Team America, the comic book, first appeared in the pages of Captain America #269 in 1982. Marvel tried to position them as another patriotic group of crime fighters – putting their own “mutant” spin on the characters. They went on to star in their own monthly series shortly thereafter, detailing the exploits of the motorcycle group as they fought the forces of the terrorist organization named HYDRA, who were bent on creating mutant children whom they could train as operatives.
Although Ideal owned the name Team America, licensing it to Marvel Comics; they also created and owned the mysterious character called “The Marauder” – a silent, black-clad but good-natured masked biker, whose identity baffled Team America throughout the series. The Marauder, in many ways, was the focal point of the title. Never speaking, he (or she) would help the members of the motorcycle team whenever they were in trouble. On the other side of the business venture, Marvel created the five characters that made up the Team America: Honcho, the defacto leader of the team, Wolf, the Mexican-tinged, black moustache-wearing brute, Cowboy, the southern-speaking wrangler, R.U. Reddy, the wayward son of a millionaire and Wrench, the engineer of the team. Yes, the names were cheesy and yes, the characters were silly archetypes but remember: they were created in order to sell toys to kids.
Issue 12 of the series, written by Editor-in-Chief Jim Shooter, reveals, at last, the secret identity of The Marauder. In true Marvel Comics fashion, Shooter explains that all five members of Team America are, in fact, mutants. Unbeknownst to anyone, they are psychically linked to one another and can project, in times of need, the physical aspect of The Marauder onto a host body. Of course, the host never remembers what has happened to them – which leads to the unraveling mystery throughout the length of the series.
It must be said that HYDRA, the incumbent evil organization in the Marvel Universe that sees itself in confrontation with Nick Fury and S.H.I.E.L.D. with some regularity, is a mockery within the pages of Team America. Shooter goes at length to explain that Elsie Carson, a family woman, who also happens to be the “Regional Director” of the terrorist organization, is no different than any other white collar executive. She fails to “slay” Team America and, of course, scours through hours of videotape to prove that it wasn’t her fault. She hopes that her “good record” with HYDRA will be taken into account since dismissal with this “company” is an action that is slightly more severe than with other companies.
It’s a ludicrous statement but since Shooter is the Editor-in-Chief at Marvel, you can’t help but wonder if it’s also a message to his staff. And, given the economic times we currently find ourselves within, the plot thread has an eerie similarity to back door shenanigans at various financial institutions throughout the world.
Kids are an astute demographic. They can spot a fake a mile away.
Evel Knievel was the real deal. He was a man who defied odds (and often physics) while entertaining a generation of fans. For kids, Team America was a watered-down, fictional rip-off that lacked the quality of the daredevil they had so admired. It was no wonder that the toy line was short lived. The comic book series didn’t fare much longer, ending after only twelve issues.

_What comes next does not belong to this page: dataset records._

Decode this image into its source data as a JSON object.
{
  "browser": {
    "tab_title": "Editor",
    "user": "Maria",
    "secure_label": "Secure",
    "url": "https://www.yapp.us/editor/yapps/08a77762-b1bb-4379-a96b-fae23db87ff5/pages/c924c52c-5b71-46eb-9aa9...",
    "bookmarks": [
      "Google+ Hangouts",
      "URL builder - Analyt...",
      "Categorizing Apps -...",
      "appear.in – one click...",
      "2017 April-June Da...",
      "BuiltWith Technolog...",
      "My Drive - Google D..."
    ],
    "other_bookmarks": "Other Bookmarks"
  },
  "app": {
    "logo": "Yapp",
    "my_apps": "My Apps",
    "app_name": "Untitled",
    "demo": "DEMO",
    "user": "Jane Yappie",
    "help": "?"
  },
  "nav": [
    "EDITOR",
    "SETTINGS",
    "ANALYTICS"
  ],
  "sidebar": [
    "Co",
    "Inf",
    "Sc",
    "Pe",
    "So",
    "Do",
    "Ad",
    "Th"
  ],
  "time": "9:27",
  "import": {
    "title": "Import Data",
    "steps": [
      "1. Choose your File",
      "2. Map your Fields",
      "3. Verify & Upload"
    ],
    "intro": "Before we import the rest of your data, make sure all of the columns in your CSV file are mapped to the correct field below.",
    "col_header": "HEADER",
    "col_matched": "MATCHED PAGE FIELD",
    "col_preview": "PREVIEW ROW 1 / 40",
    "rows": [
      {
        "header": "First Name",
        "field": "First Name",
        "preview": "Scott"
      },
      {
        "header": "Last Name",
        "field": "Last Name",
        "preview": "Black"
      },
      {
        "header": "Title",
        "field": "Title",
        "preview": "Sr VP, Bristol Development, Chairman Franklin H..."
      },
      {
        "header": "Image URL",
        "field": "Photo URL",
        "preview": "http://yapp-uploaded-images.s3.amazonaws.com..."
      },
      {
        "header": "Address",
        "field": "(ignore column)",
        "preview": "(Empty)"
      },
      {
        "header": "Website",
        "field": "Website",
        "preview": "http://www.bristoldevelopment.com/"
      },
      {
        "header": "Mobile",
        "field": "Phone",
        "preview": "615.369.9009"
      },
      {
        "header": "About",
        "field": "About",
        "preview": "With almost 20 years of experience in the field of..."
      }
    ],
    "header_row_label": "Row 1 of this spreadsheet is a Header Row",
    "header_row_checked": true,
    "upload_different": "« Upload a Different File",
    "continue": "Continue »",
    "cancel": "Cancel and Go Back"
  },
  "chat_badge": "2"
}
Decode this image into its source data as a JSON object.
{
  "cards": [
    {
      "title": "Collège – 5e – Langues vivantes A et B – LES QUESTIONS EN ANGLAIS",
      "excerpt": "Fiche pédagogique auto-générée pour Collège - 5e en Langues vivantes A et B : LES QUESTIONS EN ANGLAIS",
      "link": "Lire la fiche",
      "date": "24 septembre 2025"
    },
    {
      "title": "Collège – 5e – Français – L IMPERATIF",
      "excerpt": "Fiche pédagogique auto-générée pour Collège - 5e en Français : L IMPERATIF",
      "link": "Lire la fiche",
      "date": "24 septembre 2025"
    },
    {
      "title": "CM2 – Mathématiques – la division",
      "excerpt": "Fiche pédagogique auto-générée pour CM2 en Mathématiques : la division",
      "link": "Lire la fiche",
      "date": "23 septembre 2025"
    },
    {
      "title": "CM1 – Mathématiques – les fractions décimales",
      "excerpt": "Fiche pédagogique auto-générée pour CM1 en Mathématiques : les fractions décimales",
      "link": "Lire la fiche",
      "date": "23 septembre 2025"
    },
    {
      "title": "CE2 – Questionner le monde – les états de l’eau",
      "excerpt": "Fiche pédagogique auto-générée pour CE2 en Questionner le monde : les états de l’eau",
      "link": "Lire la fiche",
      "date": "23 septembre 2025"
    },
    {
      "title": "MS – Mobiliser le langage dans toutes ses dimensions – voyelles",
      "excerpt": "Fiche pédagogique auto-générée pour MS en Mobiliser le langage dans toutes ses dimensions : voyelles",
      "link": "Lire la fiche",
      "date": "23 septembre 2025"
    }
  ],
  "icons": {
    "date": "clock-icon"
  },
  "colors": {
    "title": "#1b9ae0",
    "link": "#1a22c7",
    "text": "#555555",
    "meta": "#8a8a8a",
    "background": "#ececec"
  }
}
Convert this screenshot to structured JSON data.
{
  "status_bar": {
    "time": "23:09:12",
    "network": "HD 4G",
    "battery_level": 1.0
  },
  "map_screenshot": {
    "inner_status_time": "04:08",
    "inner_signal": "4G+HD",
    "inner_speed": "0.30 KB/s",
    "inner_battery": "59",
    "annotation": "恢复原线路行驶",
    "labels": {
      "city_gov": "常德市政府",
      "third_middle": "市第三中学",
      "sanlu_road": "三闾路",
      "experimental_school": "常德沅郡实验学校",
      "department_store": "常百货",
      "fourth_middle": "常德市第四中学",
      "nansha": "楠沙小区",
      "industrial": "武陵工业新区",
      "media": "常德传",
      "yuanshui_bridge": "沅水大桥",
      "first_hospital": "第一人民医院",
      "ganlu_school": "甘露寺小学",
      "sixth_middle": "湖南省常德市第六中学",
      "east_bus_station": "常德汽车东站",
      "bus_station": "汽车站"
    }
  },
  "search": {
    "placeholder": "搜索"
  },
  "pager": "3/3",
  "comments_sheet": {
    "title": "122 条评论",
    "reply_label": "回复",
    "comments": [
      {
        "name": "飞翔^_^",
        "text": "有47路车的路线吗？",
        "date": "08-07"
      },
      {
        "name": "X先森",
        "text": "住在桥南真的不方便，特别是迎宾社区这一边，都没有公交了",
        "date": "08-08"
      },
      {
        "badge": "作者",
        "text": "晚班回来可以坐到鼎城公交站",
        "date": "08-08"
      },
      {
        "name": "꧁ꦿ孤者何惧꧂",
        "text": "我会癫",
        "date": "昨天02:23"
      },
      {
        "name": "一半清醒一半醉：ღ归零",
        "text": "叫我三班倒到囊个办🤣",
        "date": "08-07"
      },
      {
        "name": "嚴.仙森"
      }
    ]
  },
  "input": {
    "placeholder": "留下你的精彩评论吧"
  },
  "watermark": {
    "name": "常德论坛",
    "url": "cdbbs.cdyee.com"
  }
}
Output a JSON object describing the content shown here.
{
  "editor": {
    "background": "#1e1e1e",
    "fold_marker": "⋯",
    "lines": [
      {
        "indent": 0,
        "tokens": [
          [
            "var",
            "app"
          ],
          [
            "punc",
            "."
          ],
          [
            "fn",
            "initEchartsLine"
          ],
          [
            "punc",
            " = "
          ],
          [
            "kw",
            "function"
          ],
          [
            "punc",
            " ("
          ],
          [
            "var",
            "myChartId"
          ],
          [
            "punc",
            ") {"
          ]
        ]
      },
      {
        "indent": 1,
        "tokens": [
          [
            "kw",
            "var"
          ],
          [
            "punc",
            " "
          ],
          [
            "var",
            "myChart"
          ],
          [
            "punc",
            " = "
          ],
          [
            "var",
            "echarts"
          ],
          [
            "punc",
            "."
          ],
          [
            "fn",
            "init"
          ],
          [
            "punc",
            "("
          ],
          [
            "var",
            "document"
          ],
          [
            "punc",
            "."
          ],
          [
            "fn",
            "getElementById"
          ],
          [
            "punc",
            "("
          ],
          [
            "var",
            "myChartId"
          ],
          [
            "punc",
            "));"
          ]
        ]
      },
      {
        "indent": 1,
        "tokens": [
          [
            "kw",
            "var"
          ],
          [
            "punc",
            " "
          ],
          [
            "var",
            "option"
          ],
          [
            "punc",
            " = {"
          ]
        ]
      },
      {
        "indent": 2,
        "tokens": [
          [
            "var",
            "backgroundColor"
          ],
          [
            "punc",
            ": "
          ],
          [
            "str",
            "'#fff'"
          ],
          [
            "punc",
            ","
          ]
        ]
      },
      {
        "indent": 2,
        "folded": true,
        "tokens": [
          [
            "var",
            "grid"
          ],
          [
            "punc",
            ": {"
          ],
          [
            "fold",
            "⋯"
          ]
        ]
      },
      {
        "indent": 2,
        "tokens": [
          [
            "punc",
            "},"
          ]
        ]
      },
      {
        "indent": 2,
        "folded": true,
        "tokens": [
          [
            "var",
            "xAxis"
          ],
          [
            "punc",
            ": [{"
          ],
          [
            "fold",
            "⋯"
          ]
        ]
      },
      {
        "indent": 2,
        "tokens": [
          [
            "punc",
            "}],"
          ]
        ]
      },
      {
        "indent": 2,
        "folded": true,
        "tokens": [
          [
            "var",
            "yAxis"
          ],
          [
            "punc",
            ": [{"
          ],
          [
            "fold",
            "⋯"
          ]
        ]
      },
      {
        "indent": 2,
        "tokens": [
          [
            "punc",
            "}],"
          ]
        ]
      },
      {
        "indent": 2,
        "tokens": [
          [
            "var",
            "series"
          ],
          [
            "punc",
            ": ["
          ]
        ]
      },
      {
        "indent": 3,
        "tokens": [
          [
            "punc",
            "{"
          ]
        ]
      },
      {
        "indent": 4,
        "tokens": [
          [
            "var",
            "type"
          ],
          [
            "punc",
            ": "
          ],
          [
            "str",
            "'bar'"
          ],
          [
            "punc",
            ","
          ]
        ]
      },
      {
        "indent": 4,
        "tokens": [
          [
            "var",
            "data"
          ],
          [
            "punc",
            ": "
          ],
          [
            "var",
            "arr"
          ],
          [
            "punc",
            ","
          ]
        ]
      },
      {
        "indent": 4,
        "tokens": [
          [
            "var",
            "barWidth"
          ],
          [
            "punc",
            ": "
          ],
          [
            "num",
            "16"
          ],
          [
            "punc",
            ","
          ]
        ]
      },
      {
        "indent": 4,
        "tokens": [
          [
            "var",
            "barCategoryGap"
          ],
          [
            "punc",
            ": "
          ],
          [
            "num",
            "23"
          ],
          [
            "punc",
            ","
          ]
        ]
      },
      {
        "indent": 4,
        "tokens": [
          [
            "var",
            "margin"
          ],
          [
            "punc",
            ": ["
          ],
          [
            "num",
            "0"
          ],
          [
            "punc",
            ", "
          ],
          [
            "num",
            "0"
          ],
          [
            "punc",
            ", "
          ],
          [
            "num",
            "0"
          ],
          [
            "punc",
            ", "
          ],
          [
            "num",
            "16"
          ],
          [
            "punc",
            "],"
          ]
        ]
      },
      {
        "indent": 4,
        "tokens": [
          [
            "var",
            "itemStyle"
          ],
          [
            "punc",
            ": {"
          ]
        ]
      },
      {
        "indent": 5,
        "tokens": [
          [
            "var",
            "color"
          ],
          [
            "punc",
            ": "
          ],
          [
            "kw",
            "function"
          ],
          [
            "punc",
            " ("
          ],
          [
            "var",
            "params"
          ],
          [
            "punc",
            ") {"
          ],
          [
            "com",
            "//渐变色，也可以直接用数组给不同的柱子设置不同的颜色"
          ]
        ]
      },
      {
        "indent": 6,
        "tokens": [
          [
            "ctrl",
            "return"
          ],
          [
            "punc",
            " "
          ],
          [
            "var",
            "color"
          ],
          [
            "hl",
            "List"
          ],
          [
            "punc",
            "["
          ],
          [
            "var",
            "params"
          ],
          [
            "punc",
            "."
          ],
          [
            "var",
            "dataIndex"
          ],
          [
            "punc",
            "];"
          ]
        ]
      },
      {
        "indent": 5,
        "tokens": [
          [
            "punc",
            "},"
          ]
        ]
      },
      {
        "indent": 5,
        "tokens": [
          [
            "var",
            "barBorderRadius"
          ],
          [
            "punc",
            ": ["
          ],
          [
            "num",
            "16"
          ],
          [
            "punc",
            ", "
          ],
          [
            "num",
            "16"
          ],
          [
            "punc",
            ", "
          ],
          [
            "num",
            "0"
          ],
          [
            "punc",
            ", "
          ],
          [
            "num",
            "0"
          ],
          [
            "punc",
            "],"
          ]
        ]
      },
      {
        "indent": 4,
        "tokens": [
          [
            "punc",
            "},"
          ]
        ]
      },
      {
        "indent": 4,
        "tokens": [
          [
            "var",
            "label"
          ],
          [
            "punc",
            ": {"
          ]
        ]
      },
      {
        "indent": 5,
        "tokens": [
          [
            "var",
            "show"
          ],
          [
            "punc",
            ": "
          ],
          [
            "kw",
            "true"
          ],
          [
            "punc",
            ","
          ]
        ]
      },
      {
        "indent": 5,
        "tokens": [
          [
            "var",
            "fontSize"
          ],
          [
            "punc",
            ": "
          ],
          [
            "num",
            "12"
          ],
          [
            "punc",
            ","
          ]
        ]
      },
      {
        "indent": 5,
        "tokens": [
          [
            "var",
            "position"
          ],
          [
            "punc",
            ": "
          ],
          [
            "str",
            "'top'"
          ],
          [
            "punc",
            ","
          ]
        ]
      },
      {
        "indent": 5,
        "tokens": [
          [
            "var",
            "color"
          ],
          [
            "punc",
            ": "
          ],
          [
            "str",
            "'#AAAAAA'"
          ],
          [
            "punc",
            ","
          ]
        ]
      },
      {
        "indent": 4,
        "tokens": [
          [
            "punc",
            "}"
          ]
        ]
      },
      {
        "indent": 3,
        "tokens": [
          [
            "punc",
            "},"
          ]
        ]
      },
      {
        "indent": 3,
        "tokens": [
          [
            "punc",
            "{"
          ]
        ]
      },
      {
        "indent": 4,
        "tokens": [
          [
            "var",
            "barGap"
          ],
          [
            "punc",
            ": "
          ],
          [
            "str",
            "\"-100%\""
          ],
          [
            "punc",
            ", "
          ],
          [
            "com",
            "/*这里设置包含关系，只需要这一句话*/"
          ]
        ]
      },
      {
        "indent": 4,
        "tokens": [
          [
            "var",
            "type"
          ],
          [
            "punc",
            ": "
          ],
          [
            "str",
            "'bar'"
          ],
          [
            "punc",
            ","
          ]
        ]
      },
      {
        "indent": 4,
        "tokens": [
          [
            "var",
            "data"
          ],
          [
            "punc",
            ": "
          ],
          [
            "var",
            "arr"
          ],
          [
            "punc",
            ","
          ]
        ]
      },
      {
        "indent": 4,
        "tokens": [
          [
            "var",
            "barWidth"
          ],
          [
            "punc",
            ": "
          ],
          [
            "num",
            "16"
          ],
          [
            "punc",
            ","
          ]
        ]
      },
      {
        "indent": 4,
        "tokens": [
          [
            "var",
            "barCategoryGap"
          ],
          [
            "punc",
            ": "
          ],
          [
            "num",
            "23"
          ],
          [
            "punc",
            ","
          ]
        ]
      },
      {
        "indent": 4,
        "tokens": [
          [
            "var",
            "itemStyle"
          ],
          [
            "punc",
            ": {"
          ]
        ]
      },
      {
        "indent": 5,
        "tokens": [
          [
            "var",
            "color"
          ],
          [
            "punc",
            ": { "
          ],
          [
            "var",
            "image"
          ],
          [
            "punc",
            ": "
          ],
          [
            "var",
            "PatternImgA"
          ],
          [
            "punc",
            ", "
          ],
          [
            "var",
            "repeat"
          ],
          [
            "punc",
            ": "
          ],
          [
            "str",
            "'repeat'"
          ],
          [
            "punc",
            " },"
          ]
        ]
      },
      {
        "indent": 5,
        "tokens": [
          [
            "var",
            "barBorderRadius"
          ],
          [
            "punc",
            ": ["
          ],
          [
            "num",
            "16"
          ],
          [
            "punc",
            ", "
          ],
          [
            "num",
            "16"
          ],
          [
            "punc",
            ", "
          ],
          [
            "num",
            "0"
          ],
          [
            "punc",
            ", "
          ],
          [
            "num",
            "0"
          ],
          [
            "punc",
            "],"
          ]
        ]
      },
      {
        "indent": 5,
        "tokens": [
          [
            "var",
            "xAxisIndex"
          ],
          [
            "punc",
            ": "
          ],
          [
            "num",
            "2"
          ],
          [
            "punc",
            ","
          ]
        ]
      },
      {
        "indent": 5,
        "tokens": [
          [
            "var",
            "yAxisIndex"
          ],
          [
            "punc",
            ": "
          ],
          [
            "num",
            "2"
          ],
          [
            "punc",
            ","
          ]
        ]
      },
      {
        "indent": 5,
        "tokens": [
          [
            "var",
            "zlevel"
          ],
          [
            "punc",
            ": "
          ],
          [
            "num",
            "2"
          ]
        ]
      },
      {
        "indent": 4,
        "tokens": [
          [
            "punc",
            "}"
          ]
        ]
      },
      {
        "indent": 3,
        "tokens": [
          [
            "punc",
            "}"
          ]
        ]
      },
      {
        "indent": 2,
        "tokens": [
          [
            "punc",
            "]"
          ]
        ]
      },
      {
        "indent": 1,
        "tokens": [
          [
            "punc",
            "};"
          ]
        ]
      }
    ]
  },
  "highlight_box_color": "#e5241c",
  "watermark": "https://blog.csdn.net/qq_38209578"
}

Because Marvel owned the rights to many of the characters, Team America would return as the Thunderiders, trained by Professor X, with enhanced psychic abilities. They would wind up in the pages of the New Mutants, fighting alongside other mutants, rooted, albeit loosely, in the Marvel Universe proper. Like the host bodies of their “Maurauder” incarnations, no one really remember that fact, let alone the team or the toy line.
Evel Knievel, who died in 2007, is still a household name and a legend to thirty and forty-something year olds everywhere.
Real is always better than fake. Just ask a kid.